Pembelajaran menulis teks prosedur di sekolah dasar kerap menemui hambatan karena siswa kesulitan memvisualisasikan langkah-langkah yang mereka susun. Guru pun membutuhkan media yang mampu menampilkan alur secara menarik dan mudah dipahami. SDN Ngayung menjawab kebutuhan tersebut melalui DIAJAR TEPOS DENGAN CANVA, singkatan dari Media Belajar Teks Prosedur Berbasis Canva.
Program ini memanfaatkan aplikasi Canva sebagai media untuk menyusun teks prosedur. Siswa merancang langkah demi langkah dalam bentuk infografis, poster, atau presentasi sederhana yang dilengkapi gambar dan warna. Cara ini membantu siswa memahami struktur teks prosedur sekaligus melatih kemampuan literasi visual.
Guru mendampingi siswa mulai dari pemilihan topik, penyusunan langkah, hingga desain akhir karya. Topik yang dipilih biasanya dekat dengan keseharian siswa, seperti cara mencuci tangan, cara membuat minuman sederhana, atau prosedur permainan tradisional.
Karya siswa kemudian dipresentasikan di kelas dan dipajang di ruang belajar. Kegiatan ini menumbuhkan rasa bangga siswa terhadap hasil kerjanya sekaligus memberikan referensi visual bagi teman-teman sekelas.

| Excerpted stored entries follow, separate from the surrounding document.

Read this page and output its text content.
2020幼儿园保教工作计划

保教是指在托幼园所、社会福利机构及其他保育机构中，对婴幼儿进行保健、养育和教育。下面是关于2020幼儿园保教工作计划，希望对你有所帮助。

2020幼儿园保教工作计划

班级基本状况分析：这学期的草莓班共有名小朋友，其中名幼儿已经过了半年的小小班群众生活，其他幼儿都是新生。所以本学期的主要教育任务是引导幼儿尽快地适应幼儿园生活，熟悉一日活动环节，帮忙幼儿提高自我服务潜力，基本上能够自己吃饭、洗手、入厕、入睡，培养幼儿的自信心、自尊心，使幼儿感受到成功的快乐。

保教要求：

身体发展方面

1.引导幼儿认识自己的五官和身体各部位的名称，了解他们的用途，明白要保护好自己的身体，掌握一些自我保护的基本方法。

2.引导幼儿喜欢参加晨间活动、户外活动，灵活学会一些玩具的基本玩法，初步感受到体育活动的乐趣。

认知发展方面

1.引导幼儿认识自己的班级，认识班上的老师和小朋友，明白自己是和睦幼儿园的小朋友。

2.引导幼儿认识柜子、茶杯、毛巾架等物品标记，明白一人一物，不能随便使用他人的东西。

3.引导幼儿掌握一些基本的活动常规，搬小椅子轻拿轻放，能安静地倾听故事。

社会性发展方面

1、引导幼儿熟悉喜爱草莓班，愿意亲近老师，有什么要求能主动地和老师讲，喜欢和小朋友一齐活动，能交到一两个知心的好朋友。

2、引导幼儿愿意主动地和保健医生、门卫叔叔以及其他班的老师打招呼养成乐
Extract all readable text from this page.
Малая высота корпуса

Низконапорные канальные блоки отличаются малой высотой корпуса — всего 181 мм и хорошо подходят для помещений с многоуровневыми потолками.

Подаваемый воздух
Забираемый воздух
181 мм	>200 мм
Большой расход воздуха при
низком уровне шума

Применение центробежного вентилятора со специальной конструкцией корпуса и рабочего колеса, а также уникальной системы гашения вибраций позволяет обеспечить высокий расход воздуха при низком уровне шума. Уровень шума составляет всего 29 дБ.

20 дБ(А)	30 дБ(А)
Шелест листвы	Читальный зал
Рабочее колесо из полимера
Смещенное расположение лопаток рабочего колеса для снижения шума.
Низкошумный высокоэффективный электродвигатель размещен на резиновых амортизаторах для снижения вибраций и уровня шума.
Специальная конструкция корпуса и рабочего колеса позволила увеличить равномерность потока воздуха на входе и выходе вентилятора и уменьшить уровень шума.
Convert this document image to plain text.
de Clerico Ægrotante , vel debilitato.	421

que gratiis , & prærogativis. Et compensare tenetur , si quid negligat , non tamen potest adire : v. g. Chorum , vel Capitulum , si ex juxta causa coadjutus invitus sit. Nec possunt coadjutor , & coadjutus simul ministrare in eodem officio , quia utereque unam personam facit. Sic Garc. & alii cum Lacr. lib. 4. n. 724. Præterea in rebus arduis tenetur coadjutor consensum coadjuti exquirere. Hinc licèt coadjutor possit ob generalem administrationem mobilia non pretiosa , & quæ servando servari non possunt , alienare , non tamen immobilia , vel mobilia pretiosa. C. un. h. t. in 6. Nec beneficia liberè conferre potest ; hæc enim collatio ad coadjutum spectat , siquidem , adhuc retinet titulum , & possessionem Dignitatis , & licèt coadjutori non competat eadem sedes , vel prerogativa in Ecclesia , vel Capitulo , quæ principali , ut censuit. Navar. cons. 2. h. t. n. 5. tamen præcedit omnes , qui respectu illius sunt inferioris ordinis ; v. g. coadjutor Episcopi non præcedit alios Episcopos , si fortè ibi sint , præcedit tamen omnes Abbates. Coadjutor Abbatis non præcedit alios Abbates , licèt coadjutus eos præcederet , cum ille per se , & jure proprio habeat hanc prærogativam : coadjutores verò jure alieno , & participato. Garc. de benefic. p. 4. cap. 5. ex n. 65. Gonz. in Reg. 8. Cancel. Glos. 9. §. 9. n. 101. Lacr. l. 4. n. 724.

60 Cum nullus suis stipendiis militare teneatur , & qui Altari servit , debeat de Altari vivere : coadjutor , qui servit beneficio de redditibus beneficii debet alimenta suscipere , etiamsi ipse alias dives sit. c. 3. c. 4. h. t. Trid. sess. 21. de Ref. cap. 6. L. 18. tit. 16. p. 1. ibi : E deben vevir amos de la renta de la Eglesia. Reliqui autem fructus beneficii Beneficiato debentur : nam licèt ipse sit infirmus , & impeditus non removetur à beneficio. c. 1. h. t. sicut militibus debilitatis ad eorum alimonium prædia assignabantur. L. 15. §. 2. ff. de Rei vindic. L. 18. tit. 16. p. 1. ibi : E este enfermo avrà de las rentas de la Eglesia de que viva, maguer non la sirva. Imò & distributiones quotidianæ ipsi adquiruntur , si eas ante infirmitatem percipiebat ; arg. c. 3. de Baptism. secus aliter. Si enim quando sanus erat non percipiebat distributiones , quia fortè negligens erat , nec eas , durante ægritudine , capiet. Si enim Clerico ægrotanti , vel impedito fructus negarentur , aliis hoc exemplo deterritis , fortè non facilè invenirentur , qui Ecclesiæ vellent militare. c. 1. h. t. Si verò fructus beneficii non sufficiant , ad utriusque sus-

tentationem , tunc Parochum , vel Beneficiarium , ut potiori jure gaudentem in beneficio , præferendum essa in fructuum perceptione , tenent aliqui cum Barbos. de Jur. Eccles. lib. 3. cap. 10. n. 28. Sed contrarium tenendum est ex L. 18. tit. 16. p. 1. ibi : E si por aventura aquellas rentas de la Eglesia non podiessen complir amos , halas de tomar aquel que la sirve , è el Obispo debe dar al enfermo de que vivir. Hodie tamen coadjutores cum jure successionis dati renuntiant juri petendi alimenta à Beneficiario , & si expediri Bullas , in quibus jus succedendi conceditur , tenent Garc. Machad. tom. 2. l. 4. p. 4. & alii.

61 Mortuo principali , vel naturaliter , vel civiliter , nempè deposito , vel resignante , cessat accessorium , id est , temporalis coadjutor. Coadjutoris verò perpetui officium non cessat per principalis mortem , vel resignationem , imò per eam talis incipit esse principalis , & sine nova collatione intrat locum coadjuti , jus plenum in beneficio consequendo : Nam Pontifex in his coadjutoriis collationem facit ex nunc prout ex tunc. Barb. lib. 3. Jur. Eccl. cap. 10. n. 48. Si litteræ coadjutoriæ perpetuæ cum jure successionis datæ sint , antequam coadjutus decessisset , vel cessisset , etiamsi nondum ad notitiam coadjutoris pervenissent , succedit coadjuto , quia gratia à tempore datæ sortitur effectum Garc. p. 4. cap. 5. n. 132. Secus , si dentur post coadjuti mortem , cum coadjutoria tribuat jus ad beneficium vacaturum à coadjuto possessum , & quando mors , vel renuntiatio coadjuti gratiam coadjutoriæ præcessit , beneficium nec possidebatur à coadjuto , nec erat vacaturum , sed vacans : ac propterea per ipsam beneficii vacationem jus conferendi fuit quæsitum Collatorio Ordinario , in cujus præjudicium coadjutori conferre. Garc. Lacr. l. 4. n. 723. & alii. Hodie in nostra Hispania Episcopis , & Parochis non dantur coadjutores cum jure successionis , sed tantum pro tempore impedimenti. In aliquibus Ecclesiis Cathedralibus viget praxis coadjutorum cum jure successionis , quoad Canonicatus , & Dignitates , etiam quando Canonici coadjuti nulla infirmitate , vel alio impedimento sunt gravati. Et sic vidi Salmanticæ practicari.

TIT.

DIAJAR TEPOS DENGAN CANVA memberikan ruang bagi guru untuk memandu siswa memahami prinsip desain visual yang sederhana. Pemilihan warna, tata letak, dan ukuran huruf menjadi bagian dari pembelajaran, sehingga siswa tidak sekadar membuat karya tetapi juga memahami cara menyampaikan pesan secara efektif.
Sekolah mengumpulkan karya teks prosedur yang dihasilkan siswa dalam pustaka digital yang dapat diakses lintas kelas. Karya tersebut menjadi referensi bagi siswa di kelas lain dan tahun ajaran berikutnya, sekaligus menunjukkan bahwa karya siswa memiliki nilai yang bertahan di luar tugas semester.
Melalui DIAJAR TEPOS DENGAN CANVA, SDN Ngayung menunjukkan bahwa pemanfaatan aplikasi umum yang populer di dunia digital dapat memiliki nilai pembelajaran yang tinggi. Siswa memperoleh keterampilan yang relevan dengan perkembangan zaman, sementara guru memperoleh media yang membuat pembelajaran lebih hidup. Kombinasi tersebut mempersiapkan siswa menghadapi tantangan literasi digital di jenjang berikutnya.
Melalui DIAJAR TEPOS DENGAN CANVA, SDN Ngayung berupaya menghadirkan pembelajaran menulis yang lebih menarik dan relevan dengan perkembangan teknologi. Inovasi ini menjadi contoh pemanfaatan aplikasi umum untuk memperkaya pengalaman belajar siswa di sekolah dasar.